III. Correlate neuropsychological outcome measures and the occurrence of acute neurotoxicity with host polymorphisms in these patients.

IV. Measure concentrations of 5-methyltetrahydrofolate, homocysteine, Ado, S-adenosylmethionine, S-adenosylhomocysteine, and other potentially relevant compounds in serum and cerebrospinal fluid during interim maintenance therapy with low- or high-dose methotrexate regimens, respectively, and correlate these endpoints with the occurrence of acute neurologic toxicity and long-term neurocognitive dysfunction in these patients.
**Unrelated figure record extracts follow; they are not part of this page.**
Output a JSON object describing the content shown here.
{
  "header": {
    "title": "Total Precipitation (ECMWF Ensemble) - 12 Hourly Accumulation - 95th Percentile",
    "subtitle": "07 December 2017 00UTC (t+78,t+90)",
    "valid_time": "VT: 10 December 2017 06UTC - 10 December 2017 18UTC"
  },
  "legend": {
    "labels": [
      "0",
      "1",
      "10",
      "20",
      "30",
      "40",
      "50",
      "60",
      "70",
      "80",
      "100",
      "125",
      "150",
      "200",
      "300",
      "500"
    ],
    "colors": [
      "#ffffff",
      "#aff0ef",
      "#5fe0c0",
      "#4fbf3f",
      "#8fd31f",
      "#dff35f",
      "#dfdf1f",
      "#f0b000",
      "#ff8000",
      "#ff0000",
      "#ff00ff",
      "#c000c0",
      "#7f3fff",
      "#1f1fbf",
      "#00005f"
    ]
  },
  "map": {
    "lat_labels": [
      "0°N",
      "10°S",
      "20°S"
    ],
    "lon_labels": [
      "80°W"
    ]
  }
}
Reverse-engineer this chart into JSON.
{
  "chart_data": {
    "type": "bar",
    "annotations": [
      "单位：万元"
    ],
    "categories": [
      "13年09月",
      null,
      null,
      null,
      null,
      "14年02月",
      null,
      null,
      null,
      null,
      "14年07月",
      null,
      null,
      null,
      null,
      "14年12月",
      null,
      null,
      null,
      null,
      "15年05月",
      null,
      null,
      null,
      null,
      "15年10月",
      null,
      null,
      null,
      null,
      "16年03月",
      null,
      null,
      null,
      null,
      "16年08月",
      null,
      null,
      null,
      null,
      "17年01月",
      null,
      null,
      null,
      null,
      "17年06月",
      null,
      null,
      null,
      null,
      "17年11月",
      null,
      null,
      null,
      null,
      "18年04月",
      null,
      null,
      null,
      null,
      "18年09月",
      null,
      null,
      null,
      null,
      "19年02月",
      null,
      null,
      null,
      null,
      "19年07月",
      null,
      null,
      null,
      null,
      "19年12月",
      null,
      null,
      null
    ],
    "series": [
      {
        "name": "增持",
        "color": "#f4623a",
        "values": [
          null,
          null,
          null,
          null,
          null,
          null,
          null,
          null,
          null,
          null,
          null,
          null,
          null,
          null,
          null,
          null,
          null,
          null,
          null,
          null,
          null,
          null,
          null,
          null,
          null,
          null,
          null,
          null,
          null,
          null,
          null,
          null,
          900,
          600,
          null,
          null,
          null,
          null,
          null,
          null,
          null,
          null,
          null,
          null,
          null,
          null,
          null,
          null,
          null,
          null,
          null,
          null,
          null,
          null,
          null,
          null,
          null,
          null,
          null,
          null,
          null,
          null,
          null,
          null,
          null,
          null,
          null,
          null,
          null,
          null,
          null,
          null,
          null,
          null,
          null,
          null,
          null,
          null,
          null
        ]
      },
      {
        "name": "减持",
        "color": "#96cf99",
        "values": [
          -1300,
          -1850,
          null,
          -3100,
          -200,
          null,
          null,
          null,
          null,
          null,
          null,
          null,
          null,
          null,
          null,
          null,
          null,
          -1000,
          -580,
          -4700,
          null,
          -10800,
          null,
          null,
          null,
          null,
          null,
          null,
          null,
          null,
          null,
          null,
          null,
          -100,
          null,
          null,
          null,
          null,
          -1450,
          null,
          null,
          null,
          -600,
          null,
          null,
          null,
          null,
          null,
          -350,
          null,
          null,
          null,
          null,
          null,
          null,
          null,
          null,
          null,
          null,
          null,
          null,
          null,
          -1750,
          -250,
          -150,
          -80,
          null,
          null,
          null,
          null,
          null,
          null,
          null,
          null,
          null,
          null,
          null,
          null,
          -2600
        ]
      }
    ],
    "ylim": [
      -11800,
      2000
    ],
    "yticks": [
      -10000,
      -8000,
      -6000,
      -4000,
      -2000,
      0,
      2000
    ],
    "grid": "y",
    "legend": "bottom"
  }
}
V. Determine whether or not diffusion tensor imaging will identify areas of selective vulnerability in CNS and provide an imaging modality that predicts and/or correlates with neuropsychological outcome.

OUTLINE: This is a prospective, cohort, multicenter study.

Patients complete neurocognitive tests to assess thinking, memory, attention, and concentration. The baseline test is administered during the consolidation phase of chemotherapy and further tests are done at 1 year from baseline and 1 year after* the completion of study therapy.

Patients undergo blood and cerebrospinal fluid collection periodically for biomarker, genotypic polymorphisms, and pharmacokinetic analysis. Patients undergo MRI diffusion-tensor imaging to correlate imaging with neuropsychological outcomes.

NOTE: * Within 8 months to 24 months after the completion of study therapy for patients on AALL0232.